Про то, как умирали рядом самые близкие люди, нам рассказывали мало — или потому, что помнят как сквозь туман, или рассказывать слишком больно. Зато много про то, как хоронили.

Жестокая правда обстоятельств, условий, беспощадная правда чувств (и голодного бесчувствия) мучит и поныне блокадника. Но было то, что было…

«Когда он лежал, я думала только об одном (мне не жаль его было): «Если он умрет, как я его буду хоронить?» Все хоронили как-то за хлеб, а у меня хлеба нет. И когда я выходила и видела этих покойничков, которых везли, я думала, что мне же, во-первых, не обшить его вот так, на саночки не положить. Но для меня было самое страшное — похороны, а то, что он умрет, — я об этом не думала…» (Рогова Нина Васильевна, учительница, ул. Братьев Васильевых, 19).

Выполнить перед умершим последний долг в тех условиях было нелегко. Многим просто не по силам. И не по средствам, если собственных сил не хватало. Похороны были проблемой. Рассказы о похоронах порой мучительней, чем рассказы о смерти. Но одно тут неотделимо от другого.

Все силы любви, горе потери близкого человека — все уходило в стремление хотя бы похоронить, раз уж нельзя было спасти. Люди оставались людьми. Киреева Ирина Алексеевна вспоминает, как хоронила она свою няню на Волковом кладбище:

«— Вспоминаю, как, разбивая эту мерзлую землю ломами, долго-долго два бойца никак не могли проломить, потому что там оказался цементный склеп. Наконец они кое-как втиснули этот гроб.

И вот мольба какой-то женщины: умоляла положить в эту же могилу ее дочь. Она ее привезла. Буквально снимая с себя все, что было, она умоляла, чтобы вот туда похоронили и ее дочь. Сама она еле держалась на ногах».

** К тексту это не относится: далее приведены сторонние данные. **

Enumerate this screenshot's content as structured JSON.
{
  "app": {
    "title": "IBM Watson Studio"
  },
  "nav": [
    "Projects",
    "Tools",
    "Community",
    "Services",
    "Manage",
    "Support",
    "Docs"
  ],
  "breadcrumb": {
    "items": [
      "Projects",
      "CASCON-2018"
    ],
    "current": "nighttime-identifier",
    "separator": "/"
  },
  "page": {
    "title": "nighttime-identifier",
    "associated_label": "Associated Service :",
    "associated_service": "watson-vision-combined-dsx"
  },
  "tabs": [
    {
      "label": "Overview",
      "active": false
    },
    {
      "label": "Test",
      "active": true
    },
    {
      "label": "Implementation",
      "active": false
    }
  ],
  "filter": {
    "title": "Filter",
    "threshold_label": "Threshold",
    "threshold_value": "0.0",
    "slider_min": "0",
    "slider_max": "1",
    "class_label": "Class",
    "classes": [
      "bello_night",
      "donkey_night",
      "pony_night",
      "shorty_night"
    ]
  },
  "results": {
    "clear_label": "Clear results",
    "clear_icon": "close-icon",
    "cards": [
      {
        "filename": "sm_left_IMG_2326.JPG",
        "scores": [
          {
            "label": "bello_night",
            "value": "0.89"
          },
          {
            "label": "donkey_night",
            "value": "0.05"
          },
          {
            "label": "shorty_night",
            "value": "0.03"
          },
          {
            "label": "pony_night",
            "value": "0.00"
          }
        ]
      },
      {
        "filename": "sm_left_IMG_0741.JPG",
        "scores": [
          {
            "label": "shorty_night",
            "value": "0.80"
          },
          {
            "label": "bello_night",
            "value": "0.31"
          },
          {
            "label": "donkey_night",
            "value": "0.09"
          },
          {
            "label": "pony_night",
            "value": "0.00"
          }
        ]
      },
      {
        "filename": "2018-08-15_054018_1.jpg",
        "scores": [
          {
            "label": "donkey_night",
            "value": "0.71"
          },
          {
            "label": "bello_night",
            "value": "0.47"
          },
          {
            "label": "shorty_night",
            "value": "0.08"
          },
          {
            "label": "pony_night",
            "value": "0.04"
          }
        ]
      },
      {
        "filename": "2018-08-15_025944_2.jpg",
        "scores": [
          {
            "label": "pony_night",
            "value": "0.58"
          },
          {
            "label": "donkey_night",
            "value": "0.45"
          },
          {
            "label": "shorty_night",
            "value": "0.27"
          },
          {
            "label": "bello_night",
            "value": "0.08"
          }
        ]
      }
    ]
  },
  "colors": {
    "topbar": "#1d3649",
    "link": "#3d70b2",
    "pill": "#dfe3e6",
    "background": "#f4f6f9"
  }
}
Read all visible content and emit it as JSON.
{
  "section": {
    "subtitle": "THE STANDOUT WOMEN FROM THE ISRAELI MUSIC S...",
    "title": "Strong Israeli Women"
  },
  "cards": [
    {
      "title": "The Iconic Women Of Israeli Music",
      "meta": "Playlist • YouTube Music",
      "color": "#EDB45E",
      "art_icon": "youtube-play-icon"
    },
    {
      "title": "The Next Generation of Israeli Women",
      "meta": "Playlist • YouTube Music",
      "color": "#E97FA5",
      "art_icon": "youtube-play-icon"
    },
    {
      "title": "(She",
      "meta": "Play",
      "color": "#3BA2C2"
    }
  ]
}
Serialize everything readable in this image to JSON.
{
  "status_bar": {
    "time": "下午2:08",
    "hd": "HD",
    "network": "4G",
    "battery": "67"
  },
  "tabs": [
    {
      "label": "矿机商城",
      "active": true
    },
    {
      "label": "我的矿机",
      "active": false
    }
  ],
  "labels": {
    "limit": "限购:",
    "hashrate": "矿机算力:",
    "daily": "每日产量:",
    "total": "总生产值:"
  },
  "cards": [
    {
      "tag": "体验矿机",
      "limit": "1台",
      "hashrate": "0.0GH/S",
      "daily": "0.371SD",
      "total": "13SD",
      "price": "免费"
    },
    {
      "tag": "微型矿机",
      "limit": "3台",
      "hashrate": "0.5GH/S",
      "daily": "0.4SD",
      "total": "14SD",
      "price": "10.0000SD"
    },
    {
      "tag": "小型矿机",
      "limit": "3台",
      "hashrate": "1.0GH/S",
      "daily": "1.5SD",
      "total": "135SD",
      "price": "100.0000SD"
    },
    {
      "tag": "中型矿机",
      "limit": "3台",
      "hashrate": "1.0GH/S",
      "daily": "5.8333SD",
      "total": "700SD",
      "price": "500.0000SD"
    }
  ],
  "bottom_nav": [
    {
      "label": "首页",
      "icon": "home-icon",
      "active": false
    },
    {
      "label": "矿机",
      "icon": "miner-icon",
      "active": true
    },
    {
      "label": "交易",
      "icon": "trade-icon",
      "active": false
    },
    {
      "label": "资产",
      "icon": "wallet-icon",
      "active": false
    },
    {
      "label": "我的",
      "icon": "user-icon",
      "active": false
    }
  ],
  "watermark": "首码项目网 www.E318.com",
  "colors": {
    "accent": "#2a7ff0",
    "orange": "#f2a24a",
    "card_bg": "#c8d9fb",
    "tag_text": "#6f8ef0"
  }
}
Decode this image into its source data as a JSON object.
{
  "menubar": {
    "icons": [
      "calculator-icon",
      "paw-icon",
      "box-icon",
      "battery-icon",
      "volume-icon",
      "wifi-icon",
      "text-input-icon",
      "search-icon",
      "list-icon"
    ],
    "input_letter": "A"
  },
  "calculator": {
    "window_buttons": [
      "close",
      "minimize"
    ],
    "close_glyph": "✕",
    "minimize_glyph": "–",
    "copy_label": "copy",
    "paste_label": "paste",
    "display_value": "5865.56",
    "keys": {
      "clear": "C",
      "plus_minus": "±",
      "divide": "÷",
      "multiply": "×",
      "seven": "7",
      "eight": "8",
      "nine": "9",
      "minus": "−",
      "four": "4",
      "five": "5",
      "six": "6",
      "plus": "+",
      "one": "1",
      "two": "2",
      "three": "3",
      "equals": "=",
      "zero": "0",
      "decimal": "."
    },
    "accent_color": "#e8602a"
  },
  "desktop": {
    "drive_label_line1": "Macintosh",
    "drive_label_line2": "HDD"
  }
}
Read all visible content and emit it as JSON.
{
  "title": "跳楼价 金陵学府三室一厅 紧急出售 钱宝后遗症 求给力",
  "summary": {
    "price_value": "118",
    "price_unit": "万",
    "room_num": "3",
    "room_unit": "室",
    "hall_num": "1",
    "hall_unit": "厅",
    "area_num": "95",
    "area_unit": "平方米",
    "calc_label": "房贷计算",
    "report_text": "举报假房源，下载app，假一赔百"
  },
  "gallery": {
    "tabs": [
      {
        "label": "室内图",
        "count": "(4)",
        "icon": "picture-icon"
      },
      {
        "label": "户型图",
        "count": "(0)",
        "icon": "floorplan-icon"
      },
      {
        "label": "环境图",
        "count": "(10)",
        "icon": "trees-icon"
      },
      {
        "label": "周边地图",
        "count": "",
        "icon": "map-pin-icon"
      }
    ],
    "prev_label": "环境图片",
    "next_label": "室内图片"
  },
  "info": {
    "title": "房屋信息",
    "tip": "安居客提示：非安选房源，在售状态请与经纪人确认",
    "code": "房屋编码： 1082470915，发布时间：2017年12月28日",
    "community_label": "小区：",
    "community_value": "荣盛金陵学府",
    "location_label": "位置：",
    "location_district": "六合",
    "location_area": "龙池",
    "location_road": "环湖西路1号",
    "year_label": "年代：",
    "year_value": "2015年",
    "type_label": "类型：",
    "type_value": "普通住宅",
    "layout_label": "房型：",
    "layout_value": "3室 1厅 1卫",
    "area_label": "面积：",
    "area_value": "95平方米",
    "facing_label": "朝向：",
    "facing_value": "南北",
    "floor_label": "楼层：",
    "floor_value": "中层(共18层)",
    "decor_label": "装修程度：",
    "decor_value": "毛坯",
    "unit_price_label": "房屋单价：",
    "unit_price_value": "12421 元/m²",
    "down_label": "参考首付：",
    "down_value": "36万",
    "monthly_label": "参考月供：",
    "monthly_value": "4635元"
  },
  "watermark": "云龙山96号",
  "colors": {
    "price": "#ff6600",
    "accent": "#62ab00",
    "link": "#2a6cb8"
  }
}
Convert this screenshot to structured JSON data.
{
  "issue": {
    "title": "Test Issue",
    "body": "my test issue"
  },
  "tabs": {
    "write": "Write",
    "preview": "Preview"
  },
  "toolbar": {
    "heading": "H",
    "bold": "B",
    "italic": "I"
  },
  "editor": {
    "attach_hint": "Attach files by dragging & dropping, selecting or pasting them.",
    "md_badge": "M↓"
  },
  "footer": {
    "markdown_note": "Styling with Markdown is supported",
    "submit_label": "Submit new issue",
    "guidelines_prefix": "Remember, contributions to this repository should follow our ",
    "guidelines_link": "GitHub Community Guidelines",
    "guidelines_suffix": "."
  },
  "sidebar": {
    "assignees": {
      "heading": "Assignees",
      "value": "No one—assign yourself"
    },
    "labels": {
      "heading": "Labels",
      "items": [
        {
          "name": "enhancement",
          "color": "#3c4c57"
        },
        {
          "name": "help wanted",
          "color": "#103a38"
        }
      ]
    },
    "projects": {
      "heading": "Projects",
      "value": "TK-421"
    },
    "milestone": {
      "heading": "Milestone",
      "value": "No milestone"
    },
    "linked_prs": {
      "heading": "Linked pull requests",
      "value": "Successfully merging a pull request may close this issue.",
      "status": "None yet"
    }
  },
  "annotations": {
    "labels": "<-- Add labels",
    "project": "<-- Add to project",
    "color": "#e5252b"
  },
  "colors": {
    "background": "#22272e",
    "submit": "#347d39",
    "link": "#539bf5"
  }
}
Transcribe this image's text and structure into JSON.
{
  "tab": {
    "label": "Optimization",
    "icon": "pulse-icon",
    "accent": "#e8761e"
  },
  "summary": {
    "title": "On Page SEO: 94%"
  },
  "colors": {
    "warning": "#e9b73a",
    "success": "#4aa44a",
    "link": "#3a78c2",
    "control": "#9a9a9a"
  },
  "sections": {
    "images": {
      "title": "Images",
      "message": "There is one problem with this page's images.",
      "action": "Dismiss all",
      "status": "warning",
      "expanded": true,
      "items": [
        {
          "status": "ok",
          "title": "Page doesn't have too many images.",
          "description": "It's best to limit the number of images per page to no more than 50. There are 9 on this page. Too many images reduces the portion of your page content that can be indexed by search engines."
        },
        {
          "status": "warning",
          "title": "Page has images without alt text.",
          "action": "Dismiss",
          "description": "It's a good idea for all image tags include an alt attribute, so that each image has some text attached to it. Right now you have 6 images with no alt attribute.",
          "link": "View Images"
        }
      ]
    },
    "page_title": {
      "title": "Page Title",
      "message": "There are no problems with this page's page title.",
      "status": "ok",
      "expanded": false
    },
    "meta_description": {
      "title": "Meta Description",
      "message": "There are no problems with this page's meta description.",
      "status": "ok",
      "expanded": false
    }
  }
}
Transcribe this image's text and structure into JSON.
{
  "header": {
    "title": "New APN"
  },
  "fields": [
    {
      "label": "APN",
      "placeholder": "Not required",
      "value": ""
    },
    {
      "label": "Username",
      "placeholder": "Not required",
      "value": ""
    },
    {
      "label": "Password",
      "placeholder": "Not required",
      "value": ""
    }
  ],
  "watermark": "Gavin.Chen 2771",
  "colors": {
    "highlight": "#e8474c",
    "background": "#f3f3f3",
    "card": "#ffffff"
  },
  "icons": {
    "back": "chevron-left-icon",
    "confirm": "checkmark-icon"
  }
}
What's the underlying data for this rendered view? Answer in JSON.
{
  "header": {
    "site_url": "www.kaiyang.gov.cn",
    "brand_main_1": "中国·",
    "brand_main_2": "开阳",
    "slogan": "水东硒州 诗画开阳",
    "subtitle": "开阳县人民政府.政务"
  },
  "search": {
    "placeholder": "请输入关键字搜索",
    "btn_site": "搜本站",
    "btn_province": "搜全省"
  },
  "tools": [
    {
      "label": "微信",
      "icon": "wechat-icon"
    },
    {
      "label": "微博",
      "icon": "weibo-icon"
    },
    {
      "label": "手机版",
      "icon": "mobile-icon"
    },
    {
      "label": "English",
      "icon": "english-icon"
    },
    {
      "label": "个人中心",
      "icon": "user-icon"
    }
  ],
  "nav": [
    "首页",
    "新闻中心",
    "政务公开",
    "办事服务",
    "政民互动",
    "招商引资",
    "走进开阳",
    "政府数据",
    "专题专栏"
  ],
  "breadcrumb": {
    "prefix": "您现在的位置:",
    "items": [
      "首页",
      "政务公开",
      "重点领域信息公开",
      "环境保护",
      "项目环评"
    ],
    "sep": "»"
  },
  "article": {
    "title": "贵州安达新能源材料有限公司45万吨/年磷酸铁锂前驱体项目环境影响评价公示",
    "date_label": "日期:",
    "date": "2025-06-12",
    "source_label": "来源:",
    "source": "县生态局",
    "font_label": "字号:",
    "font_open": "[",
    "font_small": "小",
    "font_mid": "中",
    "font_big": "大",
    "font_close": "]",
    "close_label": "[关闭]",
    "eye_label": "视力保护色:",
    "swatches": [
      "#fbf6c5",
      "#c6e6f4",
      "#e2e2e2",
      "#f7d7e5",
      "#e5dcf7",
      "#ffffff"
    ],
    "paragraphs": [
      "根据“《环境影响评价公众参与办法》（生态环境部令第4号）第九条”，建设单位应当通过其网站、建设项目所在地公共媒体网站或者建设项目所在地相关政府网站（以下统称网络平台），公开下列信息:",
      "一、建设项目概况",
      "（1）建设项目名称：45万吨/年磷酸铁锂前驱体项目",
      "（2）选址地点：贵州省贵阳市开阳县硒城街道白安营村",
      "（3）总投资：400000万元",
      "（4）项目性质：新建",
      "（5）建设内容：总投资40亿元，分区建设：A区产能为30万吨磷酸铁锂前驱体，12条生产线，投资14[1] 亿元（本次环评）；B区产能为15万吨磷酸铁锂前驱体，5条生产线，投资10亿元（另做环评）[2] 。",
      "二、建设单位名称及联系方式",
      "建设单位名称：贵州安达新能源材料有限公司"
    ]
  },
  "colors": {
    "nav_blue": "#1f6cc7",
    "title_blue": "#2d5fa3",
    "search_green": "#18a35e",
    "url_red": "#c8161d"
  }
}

Людмила Алексеевна Мандрыкина, историк, работник Центрального государственного военно-исторического архива, рассказывает:

«— А потом наступило то, что у всех, — голодный ноябрь, голодный декабрь. Это сорок первый год. Здесь начались потери очень большие. Здесь умер Алексей Алексеевич Шилов. Это был один из основателей архивного дела в СССР.

— Как он умер?

— Как умер? Заболел, обессилел. Мы же все получали вторую категорию — карточки служащих, Алексею Алексеевичу в то время было шестьдесят лет. Жил он, как и все мы, на казарменном положении. Он работал в Историческом архиве (это одна система), жил в подвале. И вот он просто заснул, как засыпали почти все, которые умирали от голодной дистрофии. Через некоторое время мы положили его на саночки и, так как не было никакой возможности хоронить на кладбище, свезли его в такое огороженное забором место, где Новая Голландия. Знаете? Туда привозили умерших на санках, с гробами, без гробов — в каком угодно виде. Это было официальное место. Тут сидели, дежурили два-три человека. И потом машинами эти трупы вывозили.

— А у Спаса-на-крови как хоронили?

— А около Спаса-на-крови было совершенно иначе. Сюда просто привозили мертвых. Тоже очень много у аптек сажали — полумертвого человека или совсем мертвого.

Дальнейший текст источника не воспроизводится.